单细胞测序技术通过捕获单个细胞的瞬时分子图谱,为重建动态生物学过程提供了可能。在发育和疾病过程中,细胞命运决定是由确定性调控事件和随机性调控事件之间复杂的平衡所协调的。漂移-扩散方程在从高维单细胞测量数据建模单细胞动态方面具有显著效果。虽然现有的解决方案能够在细胞状态水平上描述这些方程中漂移项所关联的确定性动态,但扩散项在所有细胞状态中都被建模为常数。为了充分理解发育和疾病中的动态调控逻辑,需要建立能够明确关注确定性与随机性生物学之间平衡的模型。
为解决这些局限性,作者开发了scDiffEq,一个生成式框架,用于学习能够近似生物学确定性和随机性动态的神经随机微分方程。通过对多能祖细胞进行计算机模拟扰动,我们发现scDiffEq能够准确重现CRISP 扰动造血的动态过程。这一方法可以从单一时间点的单细胞数据的动态变化进行建模,推广到谱系示踪或多时间点数据集。利用scDiffEq,可以模拟高分辨率的发育细胞轨迹,并对其漂移和扩散进行建模,从而帮助研究这些轨迹的时间依赖性基因水平动态。
import scanpy as sc
import scdiffeq as sdq
import pandas as pd
import umap
adata_ref = sc.read_h5ad('scdiffeq_data/larry/larry.h5ad')
adata_ref
AnnData object with n_obs × n_vars = 130887 × 2492
obs: 'Library', 'Cell barcode', 'Time point', 'Starting population', 'Cell type annotation', 'Well', 'SPRING-x', 'SPRING-y', 'clone_idx', 'fate_observed', 't0_fated', 'train', 'ct_score', 'ct_pseudotime', 'ct_num_exp_genes'
var: 'gene_ids', 'hv_gene', 'must_include', 'exclude', 'use_genes', 'ct_gene_corr', 'ct_correlates'
uns: 'fate_counts', 'h5ad_path', 'time_occupance'
obsm: 'X_clone', 'X_pca', 'X_scaled', 'X_umap', 'cell_fate_df'
layers: 'X_scaled'
UMAP = umap.UMAP(n_components=2)
adata_ref.obsm["X_umap"] = UMAP.fit_transform(adata_ref.obsm["X_pca"])

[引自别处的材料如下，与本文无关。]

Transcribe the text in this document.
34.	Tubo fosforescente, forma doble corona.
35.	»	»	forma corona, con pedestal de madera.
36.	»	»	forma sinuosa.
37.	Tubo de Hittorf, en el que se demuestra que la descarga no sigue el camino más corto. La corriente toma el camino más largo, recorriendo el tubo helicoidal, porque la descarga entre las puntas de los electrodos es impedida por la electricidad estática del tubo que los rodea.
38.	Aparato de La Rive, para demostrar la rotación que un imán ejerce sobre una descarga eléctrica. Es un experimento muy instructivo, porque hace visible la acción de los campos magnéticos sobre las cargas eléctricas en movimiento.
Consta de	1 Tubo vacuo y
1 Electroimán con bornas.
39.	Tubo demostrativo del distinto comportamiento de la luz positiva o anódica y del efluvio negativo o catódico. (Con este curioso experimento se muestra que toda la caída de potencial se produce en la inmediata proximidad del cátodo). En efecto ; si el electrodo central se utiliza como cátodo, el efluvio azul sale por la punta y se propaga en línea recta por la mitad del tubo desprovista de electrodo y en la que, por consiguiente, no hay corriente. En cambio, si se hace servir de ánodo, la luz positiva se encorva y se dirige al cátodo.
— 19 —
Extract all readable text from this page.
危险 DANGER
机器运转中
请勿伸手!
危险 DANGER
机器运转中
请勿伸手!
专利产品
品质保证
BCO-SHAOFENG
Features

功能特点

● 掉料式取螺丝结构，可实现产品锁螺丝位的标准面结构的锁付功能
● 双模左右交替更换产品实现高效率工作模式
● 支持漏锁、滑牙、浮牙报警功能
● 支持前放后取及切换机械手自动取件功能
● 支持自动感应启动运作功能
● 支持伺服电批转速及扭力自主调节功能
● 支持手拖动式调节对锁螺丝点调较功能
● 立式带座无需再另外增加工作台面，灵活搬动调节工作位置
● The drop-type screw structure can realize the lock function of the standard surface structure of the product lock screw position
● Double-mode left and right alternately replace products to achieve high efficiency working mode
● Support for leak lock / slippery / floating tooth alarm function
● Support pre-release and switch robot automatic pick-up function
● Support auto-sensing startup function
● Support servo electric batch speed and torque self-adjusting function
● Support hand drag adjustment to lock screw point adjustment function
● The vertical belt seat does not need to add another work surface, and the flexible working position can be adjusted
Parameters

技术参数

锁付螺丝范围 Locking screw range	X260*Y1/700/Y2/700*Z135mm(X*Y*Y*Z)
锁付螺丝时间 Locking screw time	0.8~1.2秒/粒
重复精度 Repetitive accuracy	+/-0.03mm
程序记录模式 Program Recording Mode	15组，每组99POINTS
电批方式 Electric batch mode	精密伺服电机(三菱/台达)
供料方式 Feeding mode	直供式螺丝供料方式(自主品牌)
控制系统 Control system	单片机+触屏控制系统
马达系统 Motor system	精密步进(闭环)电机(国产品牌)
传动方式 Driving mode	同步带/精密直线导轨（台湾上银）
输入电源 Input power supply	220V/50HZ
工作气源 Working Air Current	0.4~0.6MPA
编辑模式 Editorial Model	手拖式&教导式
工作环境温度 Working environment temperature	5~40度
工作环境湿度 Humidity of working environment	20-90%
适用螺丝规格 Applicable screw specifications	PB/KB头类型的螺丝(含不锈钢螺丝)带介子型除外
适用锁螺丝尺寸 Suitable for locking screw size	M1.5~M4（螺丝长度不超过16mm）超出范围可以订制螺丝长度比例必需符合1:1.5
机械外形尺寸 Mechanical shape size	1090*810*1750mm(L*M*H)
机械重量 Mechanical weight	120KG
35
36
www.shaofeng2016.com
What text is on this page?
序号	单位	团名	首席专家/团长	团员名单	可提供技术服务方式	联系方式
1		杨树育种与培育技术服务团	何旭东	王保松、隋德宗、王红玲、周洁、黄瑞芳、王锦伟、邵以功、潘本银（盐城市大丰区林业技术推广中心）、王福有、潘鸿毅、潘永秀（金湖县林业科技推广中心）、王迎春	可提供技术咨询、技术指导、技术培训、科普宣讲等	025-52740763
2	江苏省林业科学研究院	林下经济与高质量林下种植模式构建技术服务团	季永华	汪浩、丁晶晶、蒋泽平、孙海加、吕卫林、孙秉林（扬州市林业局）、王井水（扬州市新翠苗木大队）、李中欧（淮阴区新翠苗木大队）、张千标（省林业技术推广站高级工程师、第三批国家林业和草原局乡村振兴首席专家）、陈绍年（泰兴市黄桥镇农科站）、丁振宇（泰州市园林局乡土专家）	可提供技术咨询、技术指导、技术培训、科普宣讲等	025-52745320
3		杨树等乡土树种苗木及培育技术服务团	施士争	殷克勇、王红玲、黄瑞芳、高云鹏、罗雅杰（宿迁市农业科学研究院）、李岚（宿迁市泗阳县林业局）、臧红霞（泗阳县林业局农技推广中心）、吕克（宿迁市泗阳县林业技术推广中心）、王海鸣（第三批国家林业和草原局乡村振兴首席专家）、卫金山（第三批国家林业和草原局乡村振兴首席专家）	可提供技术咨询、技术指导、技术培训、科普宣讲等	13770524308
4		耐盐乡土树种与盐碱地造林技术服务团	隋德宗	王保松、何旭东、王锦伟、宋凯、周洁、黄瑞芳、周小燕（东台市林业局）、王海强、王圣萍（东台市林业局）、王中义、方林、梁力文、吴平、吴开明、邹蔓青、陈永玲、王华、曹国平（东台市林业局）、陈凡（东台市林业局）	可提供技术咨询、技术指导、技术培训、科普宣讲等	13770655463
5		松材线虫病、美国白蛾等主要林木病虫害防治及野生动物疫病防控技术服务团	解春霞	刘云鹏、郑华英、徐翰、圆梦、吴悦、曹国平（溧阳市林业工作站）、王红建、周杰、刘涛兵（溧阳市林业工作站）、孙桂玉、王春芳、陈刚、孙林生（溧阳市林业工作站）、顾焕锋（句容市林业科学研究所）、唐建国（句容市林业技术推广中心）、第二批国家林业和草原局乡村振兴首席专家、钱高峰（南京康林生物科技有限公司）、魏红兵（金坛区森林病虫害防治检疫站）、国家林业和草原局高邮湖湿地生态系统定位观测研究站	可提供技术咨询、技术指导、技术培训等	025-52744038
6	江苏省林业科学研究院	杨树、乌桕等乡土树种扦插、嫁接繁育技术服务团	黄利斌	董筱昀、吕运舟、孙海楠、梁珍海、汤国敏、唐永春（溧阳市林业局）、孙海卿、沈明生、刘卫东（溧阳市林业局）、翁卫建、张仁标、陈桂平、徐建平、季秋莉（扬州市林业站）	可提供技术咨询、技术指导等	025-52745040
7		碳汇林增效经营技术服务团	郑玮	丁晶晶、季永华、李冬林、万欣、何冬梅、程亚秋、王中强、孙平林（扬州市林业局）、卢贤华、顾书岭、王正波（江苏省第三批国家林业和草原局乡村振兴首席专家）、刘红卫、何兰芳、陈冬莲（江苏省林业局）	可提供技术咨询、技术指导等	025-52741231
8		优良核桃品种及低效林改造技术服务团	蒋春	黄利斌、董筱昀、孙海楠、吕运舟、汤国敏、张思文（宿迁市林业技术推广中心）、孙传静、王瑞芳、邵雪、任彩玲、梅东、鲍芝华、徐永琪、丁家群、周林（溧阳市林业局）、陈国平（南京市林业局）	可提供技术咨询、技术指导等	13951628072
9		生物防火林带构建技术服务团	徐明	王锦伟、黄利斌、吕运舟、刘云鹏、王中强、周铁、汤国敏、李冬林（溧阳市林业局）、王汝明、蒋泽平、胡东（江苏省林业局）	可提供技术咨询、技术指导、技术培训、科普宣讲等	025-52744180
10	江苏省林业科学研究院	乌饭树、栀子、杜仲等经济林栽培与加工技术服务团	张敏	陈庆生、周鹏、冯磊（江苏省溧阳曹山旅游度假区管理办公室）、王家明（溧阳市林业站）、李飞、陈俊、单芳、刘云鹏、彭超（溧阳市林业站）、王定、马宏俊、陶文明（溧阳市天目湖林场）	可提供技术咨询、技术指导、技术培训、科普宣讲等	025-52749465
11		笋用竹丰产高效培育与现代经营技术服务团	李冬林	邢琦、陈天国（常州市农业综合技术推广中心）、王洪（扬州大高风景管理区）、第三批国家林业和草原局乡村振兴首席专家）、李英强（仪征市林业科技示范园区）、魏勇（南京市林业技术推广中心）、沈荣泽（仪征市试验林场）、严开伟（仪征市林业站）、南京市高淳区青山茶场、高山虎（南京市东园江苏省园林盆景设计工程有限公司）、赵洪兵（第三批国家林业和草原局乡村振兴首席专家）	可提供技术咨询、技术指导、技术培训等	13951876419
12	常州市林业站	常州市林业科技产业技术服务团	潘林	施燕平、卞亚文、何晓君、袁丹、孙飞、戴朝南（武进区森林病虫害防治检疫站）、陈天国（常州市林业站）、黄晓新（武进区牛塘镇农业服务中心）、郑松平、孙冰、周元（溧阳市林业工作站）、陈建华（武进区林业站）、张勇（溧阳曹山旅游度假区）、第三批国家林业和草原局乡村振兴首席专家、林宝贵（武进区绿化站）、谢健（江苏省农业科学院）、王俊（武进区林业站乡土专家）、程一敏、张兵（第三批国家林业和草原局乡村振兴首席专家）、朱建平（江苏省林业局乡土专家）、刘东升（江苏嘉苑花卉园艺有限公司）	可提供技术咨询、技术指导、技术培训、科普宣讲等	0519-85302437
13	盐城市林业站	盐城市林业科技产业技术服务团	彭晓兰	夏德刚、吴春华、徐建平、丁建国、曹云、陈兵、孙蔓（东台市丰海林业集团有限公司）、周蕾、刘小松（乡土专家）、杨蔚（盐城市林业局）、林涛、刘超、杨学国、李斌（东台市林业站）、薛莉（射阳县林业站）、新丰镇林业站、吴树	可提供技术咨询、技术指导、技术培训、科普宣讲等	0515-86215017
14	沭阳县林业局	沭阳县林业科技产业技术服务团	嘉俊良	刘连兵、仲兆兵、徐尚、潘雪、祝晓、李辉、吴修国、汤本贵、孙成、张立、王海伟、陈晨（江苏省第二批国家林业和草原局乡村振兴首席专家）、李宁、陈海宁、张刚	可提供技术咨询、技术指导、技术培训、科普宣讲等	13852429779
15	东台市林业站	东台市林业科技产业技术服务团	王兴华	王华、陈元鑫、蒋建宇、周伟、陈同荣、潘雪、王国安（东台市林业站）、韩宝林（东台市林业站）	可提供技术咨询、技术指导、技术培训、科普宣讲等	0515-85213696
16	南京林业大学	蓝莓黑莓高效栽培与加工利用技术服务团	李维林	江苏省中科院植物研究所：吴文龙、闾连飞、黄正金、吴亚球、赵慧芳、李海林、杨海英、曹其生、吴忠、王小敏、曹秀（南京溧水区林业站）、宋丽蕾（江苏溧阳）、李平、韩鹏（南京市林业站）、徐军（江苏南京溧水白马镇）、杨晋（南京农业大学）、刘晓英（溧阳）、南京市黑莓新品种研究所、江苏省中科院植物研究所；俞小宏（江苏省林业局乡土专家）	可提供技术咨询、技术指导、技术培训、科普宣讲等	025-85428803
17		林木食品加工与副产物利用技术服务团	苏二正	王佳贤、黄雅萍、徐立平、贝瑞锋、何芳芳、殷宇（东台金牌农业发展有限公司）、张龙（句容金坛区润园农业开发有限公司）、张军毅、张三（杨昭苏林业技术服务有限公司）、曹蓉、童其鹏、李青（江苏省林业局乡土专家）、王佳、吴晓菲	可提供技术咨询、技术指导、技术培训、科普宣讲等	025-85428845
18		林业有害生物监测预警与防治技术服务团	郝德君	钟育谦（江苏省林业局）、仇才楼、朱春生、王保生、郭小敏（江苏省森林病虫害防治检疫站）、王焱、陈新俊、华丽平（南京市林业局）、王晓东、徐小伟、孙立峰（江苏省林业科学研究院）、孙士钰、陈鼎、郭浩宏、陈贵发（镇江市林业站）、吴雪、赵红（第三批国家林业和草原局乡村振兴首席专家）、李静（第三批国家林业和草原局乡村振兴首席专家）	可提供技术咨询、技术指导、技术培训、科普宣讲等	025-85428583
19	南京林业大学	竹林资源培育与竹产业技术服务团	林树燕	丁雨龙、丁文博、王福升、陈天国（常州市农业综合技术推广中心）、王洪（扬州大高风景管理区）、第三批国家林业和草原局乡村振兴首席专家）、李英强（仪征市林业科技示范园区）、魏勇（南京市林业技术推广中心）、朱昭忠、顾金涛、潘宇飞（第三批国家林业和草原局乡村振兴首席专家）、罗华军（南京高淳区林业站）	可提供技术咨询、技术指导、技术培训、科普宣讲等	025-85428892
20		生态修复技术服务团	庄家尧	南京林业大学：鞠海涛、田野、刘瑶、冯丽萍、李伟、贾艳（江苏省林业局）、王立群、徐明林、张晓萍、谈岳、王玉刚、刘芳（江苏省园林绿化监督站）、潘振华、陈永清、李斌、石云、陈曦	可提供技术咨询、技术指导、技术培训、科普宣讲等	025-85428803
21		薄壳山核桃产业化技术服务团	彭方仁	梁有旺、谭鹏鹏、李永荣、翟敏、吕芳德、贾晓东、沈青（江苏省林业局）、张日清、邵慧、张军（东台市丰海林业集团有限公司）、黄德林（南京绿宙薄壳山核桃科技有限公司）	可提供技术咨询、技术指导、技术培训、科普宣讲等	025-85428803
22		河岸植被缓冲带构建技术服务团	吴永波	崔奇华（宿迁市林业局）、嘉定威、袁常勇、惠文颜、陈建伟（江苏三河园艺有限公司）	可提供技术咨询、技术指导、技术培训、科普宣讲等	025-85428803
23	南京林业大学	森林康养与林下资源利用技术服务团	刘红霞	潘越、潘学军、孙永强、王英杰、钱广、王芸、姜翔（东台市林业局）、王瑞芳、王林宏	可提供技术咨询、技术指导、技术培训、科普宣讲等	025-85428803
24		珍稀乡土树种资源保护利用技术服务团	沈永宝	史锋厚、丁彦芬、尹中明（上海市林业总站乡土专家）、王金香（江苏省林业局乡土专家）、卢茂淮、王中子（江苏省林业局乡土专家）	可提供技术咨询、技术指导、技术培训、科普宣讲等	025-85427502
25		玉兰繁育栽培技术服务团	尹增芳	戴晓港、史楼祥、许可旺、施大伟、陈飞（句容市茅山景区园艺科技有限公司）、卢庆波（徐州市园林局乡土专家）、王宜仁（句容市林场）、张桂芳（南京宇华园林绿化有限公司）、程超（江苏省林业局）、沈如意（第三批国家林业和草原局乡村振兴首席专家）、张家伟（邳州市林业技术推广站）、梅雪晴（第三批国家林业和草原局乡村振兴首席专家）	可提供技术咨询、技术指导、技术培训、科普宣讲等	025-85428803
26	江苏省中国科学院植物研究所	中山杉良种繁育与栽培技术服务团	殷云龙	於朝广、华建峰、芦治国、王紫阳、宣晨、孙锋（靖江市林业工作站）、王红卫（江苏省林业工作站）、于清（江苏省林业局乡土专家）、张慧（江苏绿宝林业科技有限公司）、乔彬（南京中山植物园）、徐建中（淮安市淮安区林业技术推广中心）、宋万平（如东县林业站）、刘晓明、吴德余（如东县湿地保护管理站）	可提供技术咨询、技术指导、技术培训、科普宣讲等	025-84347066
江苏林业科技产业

nm_clones = adata_ref.uns["fate_counts"][["Monocyte", "Neutrophil"]].dropna().index
adata_ref.obs['nm_clones'] = adata_ref.obs["clone_idx"].isin(nm_clones)
MASK = adata_ref.obs["Cell type annotation"].isin(["Monocyte", "Neutrophil", "Undifferentiated"]) & adata_ref.obs['nm_clones']
adata = adata_ref[MASK].copy()
del adata.obsm['X_clone']
del adata.obsm["cell_fate_df"]
adata.obs.index = adata.obs.reset_index(drop=True).index.astype(str)
准备好数据,建模过程下面几行代码即可,虽然建模可以在cpu环境运行,但速度太慢,还是用gpu来加速吧:
model = sdq.scDiffEq(adata)
model.fit(train_epochs=1500)
model.drift()
model.diffusion()
不过,train_epochs参数会影响模型的拟合效果,可以用下面的方式来查看模型的损失情况来确定:
import matplotlib.pyplot as plt
train_loss = model.metrics[['epoch', 'epoch_train_loss']].dropna().reset_index(drop=True)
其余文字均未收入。